# Finally took the plunge....



## adeptr (Mar 21, 2009)

I've been thinking for quite a while now whether to open up a store front on the ETSY website. I have two websites that require a good bit of my time and didn't know whether another commitment was going to be good for my soul.

Well, after thinking long and hard about the committment and having made a few things that were just laying around the shop and the house, I've decided it was about time to try and move some of this stuff along. So…....I bit the bullet and opened up the new store front last week at: http://www.etsy.com/shop/OlDavesWoodshop

I just started out on the store with with five boxes that I have made in the past few months and one of them sold on the second day. We'll have to wait and see if there is success to be had on this site. I intend to put up a few more things, but I want to get behind the scenes and see if I can build the traffic to this new site first. I have learned from building my two personal websites that traffic is everything.

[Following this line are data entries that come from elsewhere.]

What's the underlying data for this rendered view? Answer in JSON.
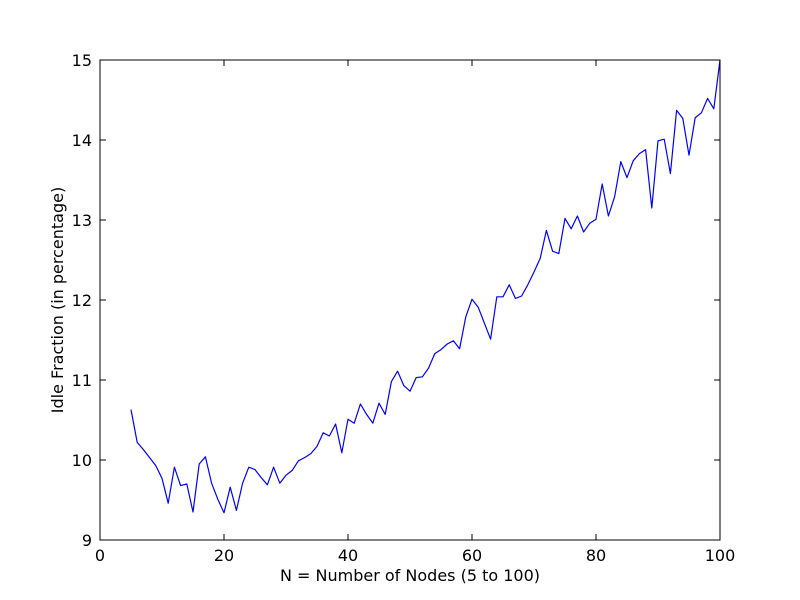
{
  "chart_data": {
    "type": "line",
    "title": "",
    "xlabel": "N = Number of Nodes (5 to 100)",
    "ylabel": "Idle Fraction (in percentage)",
    "xlim": [
      0,
      100
    ],
    "ylim": [
      9,
      15
    ],
    "xticks": [
      0,
      20,
      40,
      60,
      80,
      100
    ],
    "yticks": [
      9,
      10,
      11,
      12,
      13,
      14,
      15
    ],
    "grid": false,
    "line_color": "#0000ff",
    "series": [
      {
        "x": [
          5,
          6,
          7,
          8,
          9,
          10,
          11,
          12,
          13,
          14,
          15,
          16,
          17,
          18,
          19,
          20,
          21,
          22,
          23,
          24,
          25,
          26,
          27,
          28,
          29,
          30,
          31,
          32,
          33,
          34,
          35,
          36,
          37,
          38,
          39,
          40,
          41,
          42,
          43,
          44,
          45,
          46,
          47,
          48,
          49,
          50,
          51,
          52,
          53,
          54,
          55,
          56,
          57,
          58,
          59,
          60,
          61,
          62,
          63,
          64,
          65,
          66,
          67,
          68,
          69,
          70,
          71,
          72,
          73,
          74,
          75,
          76,
          77,
          78,
          79,
          80,
          81,
          82,
          83,
          84,
          85,
          86,
          87,
          88,
          89,
          90,
          91,
          92,
          93,
          94,
          95,
          96,
          97,
          98,
          99,
          100
        ],
        "values": [
          10.63,
          10.22,
          10.13,
          10.03,
          9.93,
          9.77,
          9.46,
          9.91,
          9.68,
          9.7,
          9.35,
          9.95,
          10.04,
          9.71,
          9.51,
          9.34,
          9.66,
          9.37,
          9.71,
          9.91,
          9.88,
          9.78,
          9.69,
          9.91,
          9.71,
          9.81,
          9.87,
          9.99,
          10.03,
          10.08,
          10.17,
          10.34,
          10.3,
          10.45,
          10.09,
          10.51,
          10.46,
          10.7,
          10.57,
          10.46,
          10.71,
          10.57,
          10.98,
          11.11,
          10.93,
          10.86,
          11.03,
          11.04,
          11.15,
          11.33,
          11.38,
          11.45,
          11.49,
          11.39,
          11.79,
          12.01,
          11.91,
          11.71,
          11.51,
          12.04,
          12.04,
          12.19,
          12.02,
          12.05,
          12.19,
          12.35,
          12.52,
          12.87,
          12.61,
          12.58,
          13.02,
          12.89,
          13.05,
          12.85,
          12.96,
          13.01,
          13.45,
          13.05,
          13.29,
          13.73,
          13.53,
          13.74,
          13.83,
          13.88,
          13.15,
          13.99,
          14.01,
          13.58,
          14.37,
          14.27,
          13.81,
          14.28,
          14.34,
          14.52,
          14.39,
          15.0
        ]
      }
    ]
  }
}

Have any of you taken this plunge and been on ETSY for any length of time? What kind of successes have you had, if any?


----------



## DustyNewt (Oct 29, 2007)

Hi Dave,

I have been selling on Etsy for 4 years now, HERE. And while it is not time to quit my day job now, it is getting close. I also sell on Ebay, Zibbet and ArtFire, but Etsy is my primary sales source, I even linked it to my website because my host doesn't allow PayPal buttons. Etsy's fees are reasonable, the site is well organized and the clientele is very positive.

Sales have doubled each year that I have been on Etsy.

I directly email my customers when I ship their order. This leads to repeat sales, directly to me, avoiding sales fees. I just send a PayPal invoice for them to make their purchase and pay that fee.

I favorited your shop. Your boxes are wonderful. Good Luck!


----------



## John1 (Aug 3, 2008)

Dave,
Nice website and good luck. Everything I build is either furniture, cabinets or built-ins so online sales are kind of out of the question for me. I just go by word of mouth and have a portfolio book of photos that I pass around to anyone who has the least bit of interest even if they have no need or interest in getting me to do something for them. They eventually pass the word and a job comes out of it. I also use the photo gallery here on LJ's to show interested parties my portfolio via e-mail. 
Your boxes are beautiful - you do very nice work. Good luck to you


----------



## Bobsboxes (Feb 8, 2011)

Dave, great site and good looking boxes. Wishing you much success.


----------



## degoose (Mar 20, 2009)

Dave, nice shop.. and congrats on the sale… I put one board up in Sept last year… and did nothing more….. got a commission order for one like it but twice as big… and twice the price…[just this week]
that galvanised me into listing some other pieces…have 22 now… lots of traffic … no more sales yet…. but here's hoping.

This is my store

My wife also has a shop to sell owl hats…


----------



## OllieOh (Jan 25, 2012)

Congrats on your sale!

I've been an Etsy seller for about 3 years and it definitely has been lucrative for our family. I no longer work outside the home because of Etsy.
The key to Etsy is having great pictures, relevant key words, and driving traffic to your shop. Being featured on the front page of Etsy is great for sales for making and being in treasuries is really important.


----------